Les parties ont été régulièrement convoquées à l'audience publique.
Ont été entendu au cours de l'audience publique :
- le rapport de M. A... ;
- et les conclusions de Mme Haudier, rapporteur public.
Considérant ce qui suit :
1. La SCI Carmel Company, qui n'a pas opté pour l'assujettissement à l'impôt sur les sociétés, a pour activité l'acquisition et la location d'immeubles à usage industriel et commercial. Elle a conclu avec la société Sogefimur, le 13 juin 1989 un contrat de crédit-bail immobilier d'une durée de quinze années portant sur un immeuble à usage commercial situé à Vandoeuvre-les-Nancy. Cet immeuble a été donné en sous-location par la SCI Carmel Company et les loyers encaissés à ce titre ont été imposés dans la catégorie des bénéfices non commerciaux entre les mains de M. B... C..., unique associé et gérant de la société. Le 30 juin 2004, la SCI Carmel Company a levé l'option d'achat stipulée dans le contrat de crédit-bail pour la somme de 263 475 euros, se rendant ainsi propriétaire de l'immeuble. A cette occasion une plus-value imposable au nom de M. C... de 407 300 euros a été constatée, l'acte authentique retraçant le transfert de propriété faisant état de la volonté de l'intéressé de bénéficier du report d'imposition prévu par les dispositions du IV de l'article 93 quater du code général des impôts. M. C... ayant vendu le 30 décembre 2011 la totalité des cinquante parts qu'il détenait dans le capital de la SCI Carmel Company, le service a estimé, par une proposition de rectification du 18 décembre 2014 et suivant la procédure contradictoire de rectification, que cet évènement était de nature à mettre fin au report d'imposition de la plus-value constatée le 30 juin 2004. M. C..., après avoir refusé ces rectifications, a contesté par une réclamation préalable du 3 août 2016 les suppléments d'impôt sur le revenu et de contribution exceptionnelle sur les hauts revenus qui ont été mis en recouvrement le 30 avril 2016 à la suite de cette procédure de rectification. Par une décision du 12 janvier 2017, l'administration fiscale a rejeté cette réclamation. Par le jugement attaqué du 26 février 2019, dont M. C... relève appel, le tribunal administratif de Strasbourg a rejeté sa demande tendant à la décharge en droits et pénalités de ces impositions supplémentaires.
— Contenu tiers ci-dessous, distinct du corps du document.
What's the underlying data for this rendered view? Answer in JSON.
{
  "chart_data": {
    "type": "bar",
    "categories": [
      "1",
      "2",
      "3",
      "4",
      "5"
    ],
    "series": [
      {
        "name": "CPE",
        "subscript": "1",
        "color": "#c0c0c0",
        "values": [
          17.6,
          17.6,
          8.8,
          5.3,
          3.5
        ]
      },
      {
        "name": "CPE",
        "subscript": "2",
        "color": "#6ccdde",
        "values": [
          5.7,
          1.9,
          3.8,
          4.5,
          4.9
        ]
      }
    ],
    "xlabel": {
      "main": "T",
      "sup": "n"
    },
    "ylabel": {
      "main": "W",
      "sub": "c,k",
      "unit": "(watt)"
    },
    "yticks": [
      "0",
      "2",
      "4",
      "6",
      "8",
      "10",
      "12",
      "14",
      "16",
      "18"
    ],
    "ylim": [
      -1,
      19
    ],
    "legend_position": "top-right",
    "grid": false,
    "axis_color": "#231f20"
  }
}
Sur la régularité de la procédure :
2. Aux termes de l'article L. 59 du livre des procédures fiscales : " I. - La commission départementale des impôts directs et des taxes sur le chiffre d'affaires intervient lorsque le désaccord porte :/1° Sur le montant du résultat (...) non commercial déterminé selon un mode réel d'imposition ". Aux termes du second alinéa de l'article R. 59-1 du même livre : " L'administration notifie l'avis de la commission au contribuable et l'informe en même temps du chiffre qu'elle se propose de retenir comme base d'imposition ".
3. Il ressort de la lettre du 22 mars 2016 par laquelle le service a notifié à M. C... l'avis de la commission départementale des impôts directs et des taxes sur le chiffre d'affaires du 26 février 2016 que l'administration se proposait de " retenir les bases ou droits après avis de la commission apparaissant colonne 4 du tableau ". Il ressort de cette colonne 4 de ce tableau que la base retenue par le service est de 407 000 euros et que c'est cette base d'imposition qui a été retenue pour la mise en recouvrement des impositions litigieuses par l'avis d'imposition établi le 29 avril 2016 et mis en recouvrement le 30 avril suivant. Il n'existe dès lors aucune discordance entre cet avis d'imposition et la lettre par laquelle le service a mis en oeuvre la garantie prévue par les dispositions ci-dessus reproduites de l'article R. 59-1 du livre des procédures fiscales et aucun doute n'a pu naître dans l'esprit de M. C... sur le fait que l'administration entendait mettre en recouvrement les impositions supplémentaires sur cette base. La commission départementale s'étant estimée incompétente pour statuer sur le litige et n'ayant en conséquence pas été d'avis de modifier les bases d'imposition qui lui étaient soumises, c'est sans irrégularité que le service a laissé vide la colonne 3 du tableau de l'imprimé de notification relative aux " bases ou droits retenus par la commission ". Par suite, le moyen tiré de la méconnaissance de l'article R. 59-1 du livre des procédures fiscales doit être écarté.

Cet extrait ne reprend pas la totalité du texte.